[14] Das Heilige Feuer

Der Himmel blau von einem rauschenden Blau, ein schwellender Akkord. Eine Wiese, wie grünes dunkles Glas, ein gestautes Grün.

Ein Altar in der Mitte, graublauer Stein, rund. Eine Flamme golddünn wie eine Kerze, mit steilem Rauch. Kühle Ruhe.

Im Grunde ein Laubberg, olivschwarz Zypressen, dahinter eine Wolkenlawine, dicht getürmt in gelbweißem Schaum. Oben das Abendlicht rostrot über die Baumwülste. Zwei Zypressen abseits, die Spitzen rote Stifte. Am Rand der Wiese dehnt sich der Rauch in weichen Hängen.

Frauen, in mohnroten Laken eine, – andere in wasserdünnen Schleiern, bis zur Hüfte eine in Schwarz und Gold, alle in Abständen. Die Arme gehoben ziehen um das Feuer. Im Kreis. Ihr Gesang müde, rot wie das Abendlicht, dehnt sich mit dem Rauch und hinaus in die Ebene bis zum hyazinthenblauen Horizont.

Nur oben Licht, und Pochen und rote Wärme, über den Bäumen, am Himmel, in der Wolke.

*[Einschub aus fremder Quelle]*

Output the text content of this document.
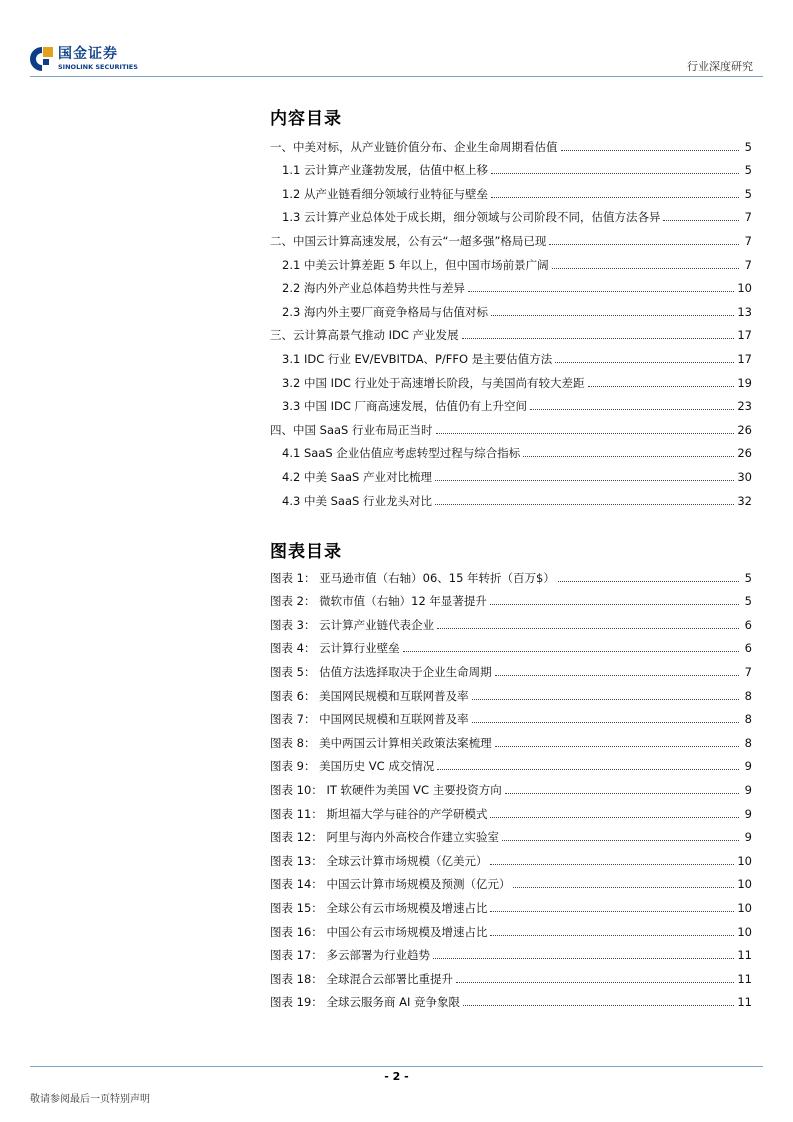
国金证券
SINOLINK SECURITIES	行业深度研究
内容目录
一、中美对标，从产业链价值分布、企业生命周期看估值	5
1.1 云计算产业蓬勃发展，估值中枢上移	5
1.2 从产业链看细分领域行业特征与壁垒	5
1.3 云计算产业总体处于成长期，细分领域与公司阶段不同，估值方法各异	7
二、中国云计算高速发展，公有云“一超多强”格局已现	7
2.1 中美云计算差距 5 年以上，但中国市场前景广阔	7
2.2 海内外产业总体趋势共性与差异	10
2.3 海内外主要厂商竞争格局与估值对标	13
三、云计算高景气推动 IDC 产业发展	17
3.1 IDC 行业 EV/EVBITDA、P/FFO 是主要估值方法	17
3.2 中国 IDC 行业处于高速增长阶段，与美国尚有较大差距	19
3.3 中国 IDC 厂商高速发展，估值仍有上升空间	23
四、中国 SaaS 行业布局正当时	26
4.1 SaaS 企业估值应考虑转型过程与综合指标	26
4.2 中美 SaaS 产业对比梳理	30
4.3 中美 SaaS 行业龙头对比	32
图表目录
图表 1： 亚马逊市值（右轴）06、15 年转折（百万$）	5
图表 2： 微软市值（右轴）12 年显著提升	5
图表 3： 云计算产业链代表企业	6
图表 4： 云计算行业壁垒	6
图表 5： 估值方法选择取决于企业生命周期	7
图表 6： 美国网民规模和互联网普及率	8
图表 7： 中国网民规模和互联网普及率	8
图表 8： 美中两国云计算相关政策法案梳理	8
图表 9： 美国历史 VC 成交情况	9
图表 10： IT 软硬件为美国 VC 主要投资方向	9
图表 11： 斯坦福大学与硅谷的产学研模式	9
图表 12： 阿里与海内外高校合作建立实验室	9
图表 13： 全球云计算市场规模（亿美元）	10
图表 14： 中国云计算市场规模及预测（亿元）	10
图表 15： 全球公有云市场规模及增速占比	10
图表 16： 中国公有云市场规模及增速占比	10
图表 17： 多云部署为行业趋势	11
图表 18： 全球混合云部署比重提升	11
图表 19： 全球云服务商 AI 竞争象限	11
- 2 -
敬请参阅最后一页特别声明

Aber unten eine Leere und Verlassenheit, ein gläsernes Schweigen. Das Laubgrün moderig wie Kirchenluft und filzig geballt.

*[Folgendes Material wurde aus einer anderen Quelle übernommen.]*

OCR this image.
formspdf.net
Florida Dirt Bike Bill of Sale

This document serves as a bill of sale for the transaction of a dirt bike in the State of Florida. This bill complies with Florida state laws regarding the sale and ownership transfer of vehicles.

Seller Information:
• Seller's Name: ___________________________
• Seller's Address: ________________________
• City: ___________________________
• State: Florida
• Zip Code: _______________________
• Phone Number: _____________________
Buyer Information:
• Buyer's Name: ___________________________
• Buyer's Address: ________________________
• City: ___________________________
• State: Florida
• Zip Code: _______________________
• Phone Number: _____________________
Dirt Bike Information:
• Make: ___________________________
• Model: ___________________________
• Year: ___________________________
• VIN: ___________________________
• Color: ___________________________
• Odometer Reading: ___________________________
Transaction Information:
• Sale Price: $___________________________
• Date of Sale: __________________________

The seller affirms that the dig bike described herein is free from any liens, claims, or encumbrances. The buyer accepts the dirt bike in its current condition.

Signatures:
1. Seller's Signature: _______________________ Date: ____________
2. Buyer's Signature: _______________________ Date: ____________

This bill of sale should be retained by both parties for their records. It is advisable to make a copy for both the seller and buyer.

Ein Block die Wolke, weiß zwischen der Laubspalte und darüber strotzend wie blasses Fleisch mit kernigen Muskeln.

Die Frauen immer im wandelnden Kreise um das Feuer. Die Leiber braun, und Gesichter braun, alle auf Zehenspitzen in balancierendem Schritt, getragen von ihren Stimmen.

Und das satanische Rot, dies fressende, knirschende braune Rostrot an den Baumwipfeln stockt, das Grün versteinert in Andacht, die Wiese platt, stumm, wie ein gefrorener grüner See.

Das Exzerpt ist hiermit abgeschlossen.